Melansir laman resmi kemensos.go.id, sejumlah kawasan di Jakarta dilanda banjir sehingga Kemensos bergerak cepat mengerahkan Posko Tagana. Selain Jakarta Utara, ada posko pengungsian Rusun Embrio untuk tanggap darurat.
“Saya bersama dengan Dinsos Provinsi DKJ, Pemkot Jakarta Utara datang ke sini melihat langsung dapur umum untuk melayani mereka yang terdampak banjir beberapa hari terakhir,” ungkap pria yang juga akrab disapa Gus Ipul itu ketika mengunjungi langsung proses memasak pada Kamis (30/1/2025).
Dapur umum yang ditinjau oleh Mensos disebut-sebut mampu melayani setidaknya 3.000 pengungsi yang tersebar di wilayah titik bencana di Jakarta Utara. Kemudian lebih dari 30 personel Tagana pun dikerahkan guna mengoperasikan dapur umum yang didirikan.

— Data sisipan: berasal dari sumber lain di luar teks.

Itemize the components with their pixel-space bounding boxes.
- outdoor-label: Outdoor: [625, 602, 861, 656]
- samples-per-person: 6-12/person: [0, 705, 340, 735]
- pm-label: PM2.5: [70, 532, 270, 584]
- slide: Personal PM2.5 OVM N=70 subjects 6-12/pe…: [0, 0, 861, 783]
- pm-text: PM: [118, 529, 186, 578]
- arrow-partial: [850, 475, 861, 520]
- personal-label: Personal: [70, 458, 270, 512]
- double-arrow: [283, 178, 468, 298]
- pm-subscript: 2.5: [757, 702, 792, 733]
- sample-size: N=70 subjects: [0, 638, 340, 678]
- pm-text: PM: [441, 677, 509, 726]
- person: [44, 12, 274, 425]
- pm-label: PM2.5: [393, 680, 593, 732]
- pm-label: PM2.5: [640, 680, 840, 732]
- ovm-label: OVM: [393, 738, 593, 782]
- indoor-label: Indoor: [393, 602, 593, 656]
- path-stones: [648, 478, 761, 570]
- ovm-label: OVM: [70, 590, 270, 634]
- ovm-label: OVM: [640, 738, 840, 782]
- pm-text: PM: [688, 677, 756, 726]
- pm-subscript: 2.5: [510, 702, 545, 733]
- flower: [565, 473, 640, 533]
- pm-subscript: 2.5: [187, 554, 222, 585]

Gus Ipul datang juga untuk memastikan bahwa bantuan bagi para penyintas bisa terpenuhi. Baik dari segi makanan hingga obat-obatan. Dukungan ini dialokasikan untuk korban terdampak yang berada di pengungsian resmi maupun pengungsi mandiri.

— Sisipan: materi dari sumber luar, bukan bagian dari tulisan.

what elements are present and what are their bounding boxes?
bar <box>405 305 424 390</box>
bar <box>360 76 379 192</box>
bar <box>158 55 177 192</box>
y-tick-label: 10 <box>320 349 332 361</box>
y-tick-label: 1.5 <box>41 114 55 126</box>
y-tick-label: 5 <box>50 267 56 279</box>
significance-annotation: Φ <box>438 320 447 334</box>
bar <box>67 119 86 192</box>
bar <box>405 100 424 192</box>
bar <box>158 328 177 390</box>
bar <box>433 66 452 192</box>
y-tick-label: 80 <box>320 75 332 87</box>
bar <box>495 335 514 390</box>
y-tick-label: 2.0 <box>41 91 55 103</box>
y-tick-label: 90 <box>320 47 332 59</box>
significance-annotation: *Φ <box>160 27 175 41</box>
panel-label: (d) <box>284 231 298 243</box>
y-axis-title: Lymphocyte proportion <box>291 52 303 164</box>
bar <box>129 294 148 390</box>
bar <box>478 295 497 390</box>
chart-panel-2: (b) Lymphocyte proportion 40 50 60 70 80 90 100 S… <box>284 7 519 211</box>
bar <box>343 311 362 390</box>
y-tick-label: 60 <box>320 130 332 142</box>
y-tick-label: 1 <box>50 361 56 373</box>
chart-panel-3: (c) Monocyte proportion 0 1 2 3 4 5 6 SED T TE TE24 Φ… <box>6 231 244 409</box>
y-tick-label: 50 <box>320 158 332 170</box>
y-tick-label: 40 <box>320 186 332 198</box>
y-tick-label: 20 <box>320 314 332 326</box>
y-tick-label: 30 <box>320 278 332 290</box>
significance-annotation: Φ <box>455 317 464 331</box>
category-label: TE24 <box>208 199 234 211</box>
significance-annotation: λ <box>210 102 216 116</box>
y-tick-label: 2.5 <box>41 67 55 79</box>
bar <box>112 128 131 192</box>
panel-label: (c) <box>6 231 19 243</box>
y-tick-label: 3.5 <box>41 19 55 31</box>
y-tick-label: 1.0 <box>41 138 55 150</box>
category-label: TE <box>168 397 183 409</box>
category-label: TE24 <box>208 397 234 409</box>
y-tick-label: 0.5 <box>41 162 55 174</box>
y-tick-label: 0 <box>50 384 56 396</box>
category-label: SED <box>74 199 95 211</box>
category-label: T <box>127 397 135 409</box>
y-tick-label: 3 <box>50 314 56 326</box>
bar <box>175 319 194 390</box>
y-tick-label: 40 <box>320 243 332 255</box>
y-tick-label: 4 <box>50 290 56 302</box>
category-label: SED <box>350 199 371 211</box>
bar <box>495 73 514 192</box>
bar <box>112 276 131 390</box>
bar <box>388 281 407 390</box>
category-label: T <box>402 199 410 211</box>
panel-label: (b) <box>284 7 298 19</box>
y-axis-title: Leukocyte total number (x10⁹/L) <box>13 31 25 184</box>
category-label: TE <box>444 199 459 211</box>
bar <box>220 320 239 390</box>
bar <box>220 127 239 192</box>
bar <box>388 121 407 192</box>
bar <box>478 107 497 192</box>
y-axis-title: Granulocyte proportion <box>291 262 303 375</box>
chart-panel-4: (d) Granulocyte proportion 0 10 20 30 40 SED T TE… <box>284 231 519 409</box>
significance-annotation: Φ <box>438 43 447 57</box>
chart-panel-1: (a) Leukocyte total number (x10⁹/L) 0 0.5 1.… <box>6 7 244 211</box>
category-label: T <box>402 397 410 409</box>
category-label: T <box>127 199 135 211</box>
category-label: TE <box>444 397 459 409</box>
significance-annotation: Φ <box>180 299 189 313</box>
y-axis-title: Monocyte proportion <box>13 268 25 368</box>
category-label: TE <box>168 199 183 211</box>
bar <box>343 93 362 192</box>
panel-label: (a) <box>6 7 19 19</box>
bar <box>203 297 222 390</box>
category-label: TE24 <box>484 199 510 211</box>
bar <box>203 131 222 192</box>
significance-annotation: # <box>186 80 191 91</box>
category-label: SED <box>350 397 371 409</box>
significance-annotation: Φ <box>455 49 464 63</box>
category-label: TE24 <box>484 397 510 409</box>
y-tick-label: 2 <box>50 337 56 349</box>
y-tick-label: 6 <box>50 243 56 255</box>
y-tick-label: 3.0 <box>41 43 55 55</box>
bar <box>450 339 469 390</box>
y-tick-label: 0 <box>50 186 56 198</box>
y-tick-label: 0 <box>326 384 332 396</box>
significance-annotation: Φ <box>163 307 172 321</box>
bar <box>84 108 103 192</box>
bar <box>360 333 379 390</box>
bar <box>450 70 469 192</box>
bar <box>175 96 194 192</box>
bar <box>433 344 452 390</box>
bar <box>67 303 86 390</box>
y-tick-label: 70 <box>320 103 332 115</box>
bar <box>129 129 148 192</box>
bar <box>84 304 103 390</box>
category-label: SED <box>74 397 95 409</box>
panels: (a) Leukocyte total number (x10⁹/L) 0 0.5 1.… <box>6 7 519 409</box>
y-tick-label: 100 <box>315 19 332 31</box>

Secara keseluruhan, bantuan yang disalurkan oleh Kemensos untuk menangani banjir di Jakarta telah menyentuh angka Rp2 miliar. Kementerian turut menggandeng Dinas Sosial Provinsi Daerah Khusus Jakarta.

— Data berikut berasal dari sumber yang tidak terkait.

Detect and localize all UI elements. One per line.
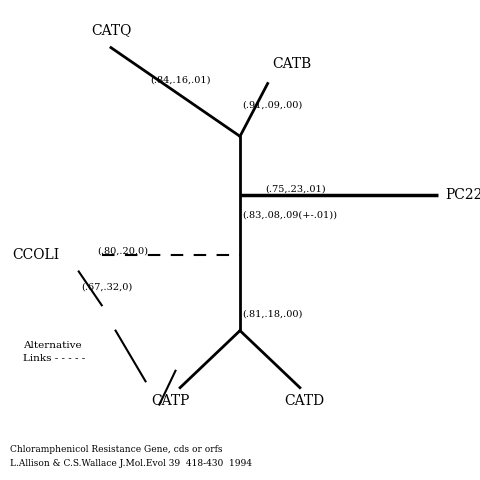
Text: Links - - - - -: Links - - - - - — [24, 354, 85, 363]
Text: (.83,.08,.09(+-.01)): (.83,.08,.09(+-.01)) — [242, 210, 337, 219]
Text: Alternative: Alternative — [24, 341, 82, 350]
Text: CCOLI: CCOLI — [12, 248, 59, 262]
Text: CATB: CATB — [272, 57, 312, 71]
Text: Chloramphenicol Resistance Gene, cds or orfs: Chloramphenicol Resistance Gene, cds or … — [10, 444, 222, 454]
Text: (.91,.09,.00): (.91,.09,.00) — [242, 100, 302, 109]
Text: L.Allison & C.S.Wallace J.Mol.Evol 39  418-430  1994: L.Allison & C.S.Wallace J.Mol.Evol 39 41… — [10, 459, 252, 468]
Text: (.84,.16,.01): (.84,.16,.01) — [150, 75, 211, 84]
Text: (.80,.20,0): (.80,.20,0) — [97, 246, 148, 255]
Text: (.67,.32,0): (.67,.32,0) — [81, 282, 132, 291]
Text: CATQ: CATQ — [91, 23, 131, 37]
Text: CATD: CATD — [285, 394, 324, 408]
Text: (.75,.23,.01): (.75,.23,.01) — [265, 185, 326, 194]
Text: PC221: PC221 — [445, 189, 480, 203]
Text: (.81,.18,.00): (.81,.18,.00) — [242, 310, 303, 319]
Text: CATP: CATP — [152, 394, 190, 408]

Keduanya akan terus melakukan kerja sama dalam mencukupi kebutuhan dari warga terdampak banjir. Gus Ipul menambahkan, “Kita memiliki buffer stock di Dinsos tingkat Provinsi dan Kota.”
Prosedur penanganan bencana dimulai dari tahap evakuasi oleh pihak-pihak terlatih. Misalnya TNI dan Polri. Kemensos sendiri berperan dalam menyediakan shelter logistik maupun pengungsian.
Semua pihak yang terlibat dalam masa kedaruratan seperti TNI, Polri, BPBD, BNPB, TAGANA, serta relawan mendapat apresiasi dari Mensos.
“Terima kasih kesediaannya membantu dalam kondisi kedaruratan seperti ini,” tandasnya.
Tak hanya melakukan tinjauan ke dapur umum, Mensos Gus Ipul turut mengunjungi posko pengungsian yang ada di Rusun Embrio dann berdialog langsung dengan pengungsi. Posko tersebut diisi oleh 900 jiwa yang terdiri dari lansia, anak, serta penyandang disabilitas.
Salah seorang pengungsi bernama Jumadi (56) mengucapkan terima kasih atas bantuan yang diberikan Kementerian Sosial.
“Kami dapat bantuan makanan, kasur, selimut, sangat bermanfaat sekali buat kami di pengungsian ini, terima kasih atas perhatiannya kepada kami,” kata Jumadi.